There are not many books that I've run to purchase within the first fifty pages, but I was so sold on the Tomorrow Series that I purchased all seven of them within an hour of starting this book.

(And just because I want to show off, look at how much prettier the cover is on my purchased copy!


No offence to Caitlin Stasey, who is absolutely gorgeous, I'm just an avid non-believer in film editions of book covers so I was so excited to find the entire series for an amazing price and with a beautiful cover set. The dove for peace, the red for danger, the barbed wire for oppression; ahhhh the metaphorical resonance!)

I was so dubious about starting 'Tomorrow, When The War Began' that I've been putting it off for... about seven years. Or at least it's been seven years since it was recommended to me by a good friend; only a couple of months since I went through the effort of tracking it down. But now I've read it, I really can't understand why. Perhaps it was because I just didn't see the appeal in this genre of novel back then. 'Tomorrow...' is about a war, as I'm sure you've gathered, but it's more on the realistic and emotional side of the spectrum to most of the dystopian fiction that I've seen people draw parallels to.
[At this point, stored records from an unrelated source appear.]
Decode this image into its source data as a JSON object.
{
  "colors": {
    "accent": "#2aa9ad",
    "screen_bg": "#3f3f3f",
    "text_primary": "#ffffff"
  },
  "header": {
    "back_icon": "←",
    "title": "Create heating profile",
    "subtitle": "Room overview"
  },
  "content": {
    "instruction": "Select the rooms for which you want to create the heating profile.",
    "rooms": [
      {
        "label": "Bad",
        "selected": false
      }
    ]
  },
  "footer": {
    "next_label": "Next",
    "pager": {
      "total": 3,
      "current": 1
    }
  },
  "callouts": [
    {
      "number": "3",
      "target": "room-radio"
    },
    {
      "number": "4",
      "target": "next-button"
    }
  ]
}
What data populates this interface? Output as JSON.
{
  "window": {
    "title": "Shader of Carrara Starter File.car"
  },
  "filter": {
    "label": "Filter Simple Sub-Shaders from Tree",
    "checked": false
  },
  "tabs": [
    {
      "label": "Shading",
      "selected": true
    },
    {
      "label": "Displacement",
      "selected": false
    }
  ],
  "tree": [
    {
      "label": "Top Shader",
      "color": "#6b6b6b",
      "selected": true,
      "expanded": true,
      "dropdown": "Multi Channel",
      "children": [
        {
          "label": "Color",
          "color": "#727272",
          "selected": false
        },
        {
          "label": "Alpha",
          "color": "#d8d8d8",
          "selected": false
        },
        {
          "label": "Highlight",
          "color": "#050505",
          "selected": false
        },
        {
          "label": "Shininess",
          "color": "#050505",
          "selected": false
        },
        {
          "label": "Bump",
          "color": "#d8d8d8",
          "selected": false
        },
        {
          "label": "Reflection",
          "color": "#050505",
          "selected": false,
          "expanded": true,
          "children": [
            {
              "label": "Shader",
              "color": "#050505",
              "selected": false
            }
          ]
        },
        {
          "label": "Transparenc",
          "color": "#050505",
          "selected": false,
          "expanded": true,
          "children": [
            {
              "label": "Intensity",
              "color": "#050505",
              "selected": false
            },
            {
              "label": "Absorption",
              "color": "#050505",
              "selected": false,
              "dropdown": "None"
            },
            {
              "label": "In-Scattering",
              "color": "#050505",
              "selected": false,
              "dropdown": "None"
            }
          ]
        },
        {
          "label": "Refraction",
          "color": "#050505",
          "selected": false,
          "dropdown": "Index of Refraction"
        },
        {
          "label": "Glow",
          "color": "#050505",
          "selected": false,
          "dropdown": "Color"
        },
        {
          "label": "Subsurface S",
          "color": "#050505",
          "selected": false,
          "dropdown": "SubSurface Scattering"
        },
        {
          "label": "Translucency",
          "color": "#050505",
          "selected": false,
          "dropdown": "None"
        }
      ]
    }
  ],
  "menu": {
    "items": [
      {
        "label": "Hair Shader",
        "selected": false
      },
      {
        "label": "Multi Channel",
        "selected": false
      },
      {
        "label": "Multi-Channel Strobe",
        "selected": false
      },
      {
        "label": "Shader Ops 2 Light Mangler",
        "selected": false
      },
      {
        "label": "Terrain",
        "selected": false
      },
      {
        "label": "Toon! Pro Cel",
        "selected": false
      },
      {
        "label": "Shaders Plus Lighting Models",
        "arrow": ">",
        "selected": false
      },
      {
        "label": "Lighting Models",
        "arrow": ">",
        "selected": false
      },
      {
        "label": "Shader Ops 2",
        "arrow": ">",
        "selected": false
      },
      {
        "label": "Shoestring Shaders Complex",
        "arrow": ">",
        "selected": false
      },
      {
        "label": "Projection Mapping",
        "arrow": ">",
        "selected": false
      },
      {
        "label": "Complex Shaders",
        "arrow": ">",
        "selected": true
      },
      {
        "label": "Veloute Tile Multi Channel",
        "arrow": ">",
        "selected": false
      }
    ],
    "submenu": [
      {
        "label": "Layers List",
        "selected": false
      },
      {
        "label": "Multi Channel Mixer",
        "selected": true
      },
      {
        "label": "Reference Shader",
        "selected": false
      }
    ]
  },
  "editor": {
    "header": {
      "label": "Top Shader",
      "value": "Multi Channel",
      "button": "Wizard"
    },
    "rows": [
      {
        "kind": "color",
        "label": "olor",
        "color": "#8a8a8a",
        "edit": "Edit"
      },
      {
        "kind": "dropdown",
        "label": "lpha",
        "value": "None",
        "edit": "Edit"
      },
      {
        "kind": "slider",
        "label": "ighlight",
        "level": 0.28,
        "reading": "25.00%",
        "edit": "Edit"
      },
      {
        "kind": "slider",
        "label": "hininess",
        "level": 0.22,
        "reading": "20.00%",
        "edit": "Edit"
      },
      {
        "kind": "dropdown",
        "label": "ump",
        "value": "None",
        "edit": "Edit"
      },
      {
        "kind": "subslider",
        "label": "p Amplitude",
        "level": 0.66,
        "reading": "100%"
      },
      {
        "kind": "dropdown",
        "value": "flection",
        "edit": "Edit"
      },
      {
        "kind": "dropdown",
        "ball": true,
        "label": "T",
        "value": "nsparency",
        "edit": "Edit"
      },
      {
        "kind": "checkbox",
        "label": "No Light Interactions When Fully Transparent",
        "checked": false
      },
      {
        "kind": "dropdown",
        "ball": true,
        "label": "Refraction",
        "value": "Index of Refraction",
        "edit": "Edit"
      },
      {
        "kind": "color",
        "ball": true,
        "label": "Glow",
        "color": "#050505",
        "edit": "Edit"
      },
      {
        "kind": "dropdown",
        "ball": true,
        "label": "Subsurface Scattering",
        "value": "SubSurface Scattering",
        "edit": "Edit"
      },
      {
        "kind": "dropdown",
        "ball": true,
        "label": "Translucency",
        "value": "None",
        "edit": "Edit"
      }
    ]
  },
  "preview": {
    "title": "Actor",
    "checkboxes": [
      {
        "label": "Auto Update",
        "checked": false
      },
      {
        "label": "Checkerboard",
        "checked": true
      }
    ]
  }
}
It tells the story of seven Australian teenagers (Ellie, Corrie, Kevin, Homer, Fi, Robyn and Lee) who take a last minute trip to the bush before the end of the school holidays and who, after returning from that trip, find their homes abandoned and their town invaded and attacked.
If, like I was, you're automatically feeling put off by the words 'war' and 'invasion', you need to give this book more of a chance. The characters all mature and change so quickly it could almost be described as a coming-of-age novel and, despite the fact that it all occurs under such harrowing circumstances, they are much better people at the end of the novel than they were before the events took place. It even feels current, despite the fact that it was first published nearly twenty years ago. Some books start to feel out-dated almost immediately after publication but, ignoring the multiple references to the ancient device of the Walkman, this still feels like it could be happening somewhere in the world right now. Another aspect that makes it feel recently published is that, even though it's a life or death situation, there is quite a bit of romance (examples being the relationship with Corrie and Kevin, Homer's growing feelings for Fi and Ellie's torn feelings between Homer and Lee) demonstrating that, despite the fact that it outdates them quite starkly, it's in the same vein as the 'Divergent', 'The Hunger Games' and 'Eve' trilogies.
The fact that it feels like it could be going on somewhere in the world right now caused me to automatically draw links to the more stereotypically violent countries: namely Iran, Iraq and Afghanistan. However, John Marsden's writing is unique in the fact that he never (at least, not before the end of the first book) reveals who has invaded the country. We know that the friends don't know their language, so we know that they are from a foreign country, but it doesn't turn into a propaganda like attack on a country that the author has a personal vendetta against which really impresses me. Not that I'm saying it's likely that every author has an agenda in mind when writing a novel, but a lot of them take inspiration from George Orwell and his Russian socialist attack in 'Animal Farm', so it's easy to anticipate it.
In the novel, the action really starts around fifty pages in (a quick note; if you like animals and hate it when bad things happen to them in films, just stop after the first fifty pages. It gets pretty horrible pretty fast) but the beginning sets up such an interesting enigma that you have no choice but to power through to find out what happens. An example of this is the fact that in the first chapter our protagonist, Ellie Linton, goes from telling us that she hopes "Chris doesn't mind [her] being chosen to do [the narrating] instead of him" and on the next page informs us that Chris is not permitted to go on the trip that she's organising, putting the question of when Chris joins them at the forefront of my mind for the entire first half of the book. Similarly, it gives you a completely false sense of security. In war novels I'm always so tense and on edge in case my favourite characters die, but in Ellie's introduction (borderline prologue, but still included in the first chapter) she refers to Robyn and Homer as still being with her, causing me to presume that all of the characters would survive the first book at the very least. But with a book set in a war, casualties are unavoidable. The ending of the book isn't exactly left on a cliffhanger, but there are so many unanswered questions that I can't wait to read the second book in the series, 'The Dead of the Night'. With lessons in morality scattered throughout the book it's definitely a worthwhile read; anyone who writes it off as children's book couldn't be more wrong as it would definitely appeal to a much wider and older audience.
On a final note, something I would definitely recommend while reading 'Tomorrow...'; keep dictionary.com open at all possible times. The amount of Australian slang that is completely untranslatable is ridiculous (how was I to know that a slater was a woodlouse?!) but looking up all of the terms really gives you a deeper appreciation of the culture that the characters have developed in and makes you feel way more involved in the novel.